In reaching its decision, the Federal Court held that the AAT had erred in determining that the conditions in section 124-780(2)(c) of the Income Tax Assessment Act 1997 (ITAA 1997) were satisfied as the purchaser was willing to buy the shares on the same terms for all shareholders and was indifferent to the break-up of consideration amongst the shareholders. The Court concluded that the decision reached by the AAT was made without regard to the legal obligations on the shareholders under the Shareholders’ Agreement. The purchaser may have been indifferent about the allocation of consideration when it made the offers, but the Shareholders’ Agreement meant that it was not open to the shareholders to accept the purchaser’s offers on the same terms and they were contractually obliged to sell their shares for different consideration. Consequently, the participation in the share sales was not available to them on substantially the same terms and therefore section 124-780(2)(c) of the ITAA 1997 was not satisfied.

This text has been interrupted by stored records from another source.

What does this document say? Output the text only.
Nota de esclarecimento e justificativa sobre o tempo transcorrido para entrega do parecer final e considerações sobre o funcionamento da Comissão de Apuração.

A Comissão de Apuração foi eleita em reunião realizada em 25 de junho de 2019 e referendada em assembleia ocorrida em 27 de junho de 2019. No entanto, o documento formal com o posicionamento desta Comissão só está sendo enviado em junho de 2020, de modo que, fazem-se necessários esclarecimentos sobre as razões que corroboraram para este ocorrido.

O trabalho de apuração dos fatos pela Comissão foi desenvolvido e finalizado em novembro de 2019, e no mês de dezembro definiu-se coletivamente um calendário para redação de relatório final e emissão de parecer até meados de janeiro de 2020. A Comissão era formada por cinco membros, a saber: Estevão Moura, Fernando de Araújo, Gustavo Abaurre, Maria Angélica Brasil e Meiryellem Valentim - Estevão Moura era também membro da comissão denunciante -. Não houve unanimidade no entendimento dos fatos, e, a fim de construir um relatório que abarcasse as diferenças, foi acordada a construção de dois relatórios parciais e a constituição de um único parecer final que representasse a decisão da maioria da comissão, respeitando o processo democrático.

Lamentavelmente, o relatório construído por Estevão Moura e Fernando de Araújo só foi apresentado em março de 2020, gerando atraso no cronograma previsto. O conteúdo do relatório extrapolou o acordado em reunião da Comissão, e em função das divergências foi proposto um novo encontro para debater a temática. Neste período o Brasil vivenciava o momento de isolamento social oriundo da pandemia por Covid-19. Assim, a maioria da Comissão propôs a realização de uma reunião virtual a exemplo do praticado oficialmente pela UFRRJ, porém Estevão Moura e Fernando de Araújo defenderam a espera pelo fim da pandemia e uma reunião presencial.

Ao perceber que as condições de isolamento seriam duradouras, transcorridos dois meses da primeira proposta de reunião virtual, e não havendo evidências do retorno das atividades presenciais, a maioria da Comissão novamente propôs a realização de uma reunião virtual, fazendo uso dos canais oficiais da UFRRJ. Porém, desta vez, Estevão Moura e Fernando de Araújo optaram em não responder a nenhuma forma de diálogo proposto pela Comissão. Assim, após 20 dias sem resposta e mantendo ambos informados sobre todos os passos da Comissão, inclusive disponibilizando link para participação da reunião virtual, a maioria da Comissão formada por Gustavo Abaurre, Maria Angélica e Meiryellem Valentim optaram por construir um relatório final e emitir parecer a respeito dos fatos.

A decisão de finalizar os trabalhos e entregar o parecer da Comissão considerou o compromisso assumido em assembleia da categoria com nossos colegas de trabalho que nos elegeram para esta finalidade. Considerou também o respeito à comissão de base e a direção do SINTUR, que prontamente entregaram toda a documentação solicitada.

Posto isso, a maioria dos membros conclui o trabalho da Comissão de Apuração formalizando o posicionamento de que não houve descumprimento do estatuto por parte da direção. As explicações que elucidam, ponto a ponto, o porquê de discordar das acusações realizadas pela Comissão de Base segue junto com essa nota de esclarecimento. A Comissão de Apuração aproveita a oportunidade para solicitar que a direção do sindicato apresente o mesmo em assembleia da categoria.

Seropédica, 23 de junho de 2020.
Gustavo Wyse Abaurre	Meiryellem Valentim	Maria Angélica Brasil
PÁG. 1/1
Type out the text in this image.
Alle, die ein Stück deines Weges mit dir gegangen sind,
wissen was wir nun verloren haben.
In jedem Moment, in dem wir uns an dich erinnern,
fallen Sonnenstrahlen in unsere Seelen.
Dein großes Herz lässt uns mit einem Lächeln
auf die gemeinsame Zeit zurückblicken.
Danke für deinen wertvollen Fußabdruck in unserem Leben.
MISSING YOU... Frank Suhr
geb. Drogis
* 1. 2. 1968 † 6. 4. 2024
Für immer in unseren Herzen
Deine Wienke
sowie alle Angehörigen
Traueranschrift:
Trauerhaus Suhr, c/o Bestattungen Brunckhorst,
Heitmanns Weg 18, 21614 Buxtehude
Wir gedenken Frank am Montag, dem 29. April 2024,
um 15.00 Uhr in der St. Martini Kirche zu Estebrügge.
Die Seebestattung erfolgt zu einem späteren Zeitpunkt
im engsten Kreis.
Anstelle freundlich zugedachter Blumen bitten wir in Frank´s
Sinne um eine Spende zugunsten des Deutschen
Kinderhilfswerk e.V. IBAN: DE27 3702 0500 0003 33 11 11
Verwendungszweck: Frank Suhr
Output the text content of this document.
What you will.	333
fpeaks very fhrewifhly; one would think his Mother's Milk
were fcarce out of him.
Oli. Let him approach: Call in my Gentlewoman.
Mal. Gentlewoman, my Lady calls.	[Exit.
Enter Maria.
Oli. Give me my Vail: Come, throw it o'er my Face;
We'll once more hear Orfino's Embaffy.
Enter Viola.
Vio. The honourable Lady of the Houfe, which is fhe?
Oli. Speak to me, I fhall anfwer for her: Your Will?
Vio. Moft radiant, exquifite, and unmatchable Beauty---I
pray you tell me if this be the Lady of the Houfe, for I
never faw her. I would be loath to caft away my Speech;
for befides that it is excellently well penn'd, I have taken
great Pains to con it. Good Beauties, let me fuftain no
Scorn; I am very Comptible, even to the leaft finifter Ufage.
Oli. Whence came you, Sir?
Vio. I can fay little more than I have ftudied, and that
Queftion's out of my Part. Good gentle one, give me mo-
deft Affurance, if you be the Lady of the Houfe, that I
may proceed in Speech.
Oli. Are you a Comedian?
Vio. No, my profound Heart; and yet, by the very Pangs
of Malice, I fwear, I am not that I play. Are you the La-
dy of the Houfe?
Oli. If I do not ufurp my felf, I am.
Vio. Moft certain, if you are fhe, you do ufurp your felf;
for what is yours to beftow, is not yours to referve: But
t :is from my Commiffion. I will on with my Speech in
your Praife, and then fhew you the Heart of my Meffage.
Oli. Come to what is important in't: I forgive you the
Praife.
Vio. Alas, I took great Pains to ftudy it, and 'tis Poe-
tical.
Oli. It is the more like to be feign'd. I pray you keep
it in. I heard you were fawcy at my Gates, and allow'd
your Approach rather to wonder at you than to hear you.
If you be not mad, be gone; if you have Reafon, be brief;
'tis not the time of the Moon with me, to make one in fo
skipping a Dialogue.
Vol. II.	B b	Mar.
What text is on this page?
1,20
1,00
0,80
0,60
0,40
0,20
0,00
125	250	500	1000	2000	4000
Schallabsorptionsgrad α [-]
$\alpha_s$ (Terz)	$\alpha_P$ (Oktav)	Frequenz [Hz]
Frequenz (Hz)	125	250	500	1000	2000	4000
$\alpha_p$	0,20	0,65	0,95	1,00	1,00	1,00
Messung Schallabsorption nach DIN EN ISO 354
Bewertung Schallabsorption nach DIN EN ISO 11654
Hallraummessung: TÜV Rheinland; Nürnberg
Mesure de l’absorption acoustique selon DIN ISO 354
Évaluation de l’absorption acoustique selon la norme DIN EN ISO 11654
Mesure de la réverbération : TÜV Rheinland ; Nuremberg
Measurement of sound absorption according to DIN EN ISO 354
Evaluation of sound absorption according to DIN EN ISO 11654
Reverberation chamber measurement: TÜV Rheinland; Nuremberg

ZKBN and Commissioner of Taxation [2013] AATA 604 - Residency

The AAT has affirmed the Commissioner’s objection decision in relation to notices of assessment issued to a taxpayer on the basis that he was an Australian resident for the income years ending 30 June 2007 and 30 June 2008.

In reaching its decision, the AAT took into account the ordinary meaning of ‘resident’ in section 6(1) of the Income Tax Assessment Act 1936 (ITAA 1936) and noted that residency should be assessed over the broader period of the tax year without particular relevance being given to the circumstances on the last day of the financial year. The AAT concluded that the taxpayer had a continuity of association with Australia as well as an attitude that Australia continued to be his home in the relevant tax years. In particular, the AAT highlighted that the taxpayer owned a house in Australia until June 2007 as well as a vehicle until 2008 and stored his personal belongings in Australia until after the 2008 income tax year. The taxpayer also had a reliance on his Australian address to receive notices in relation to contracts for overseas work and relied on his Australian bank accounts for disbursements and receipt of income payments when overseas. The AAT did not consider the ‘domicile test’ (in section 6(1)(a)(i) of the ITAA 1936) as the taxpayer was clearly a resident according to ordinary concepts under section 6(1) of the ITAA 1936.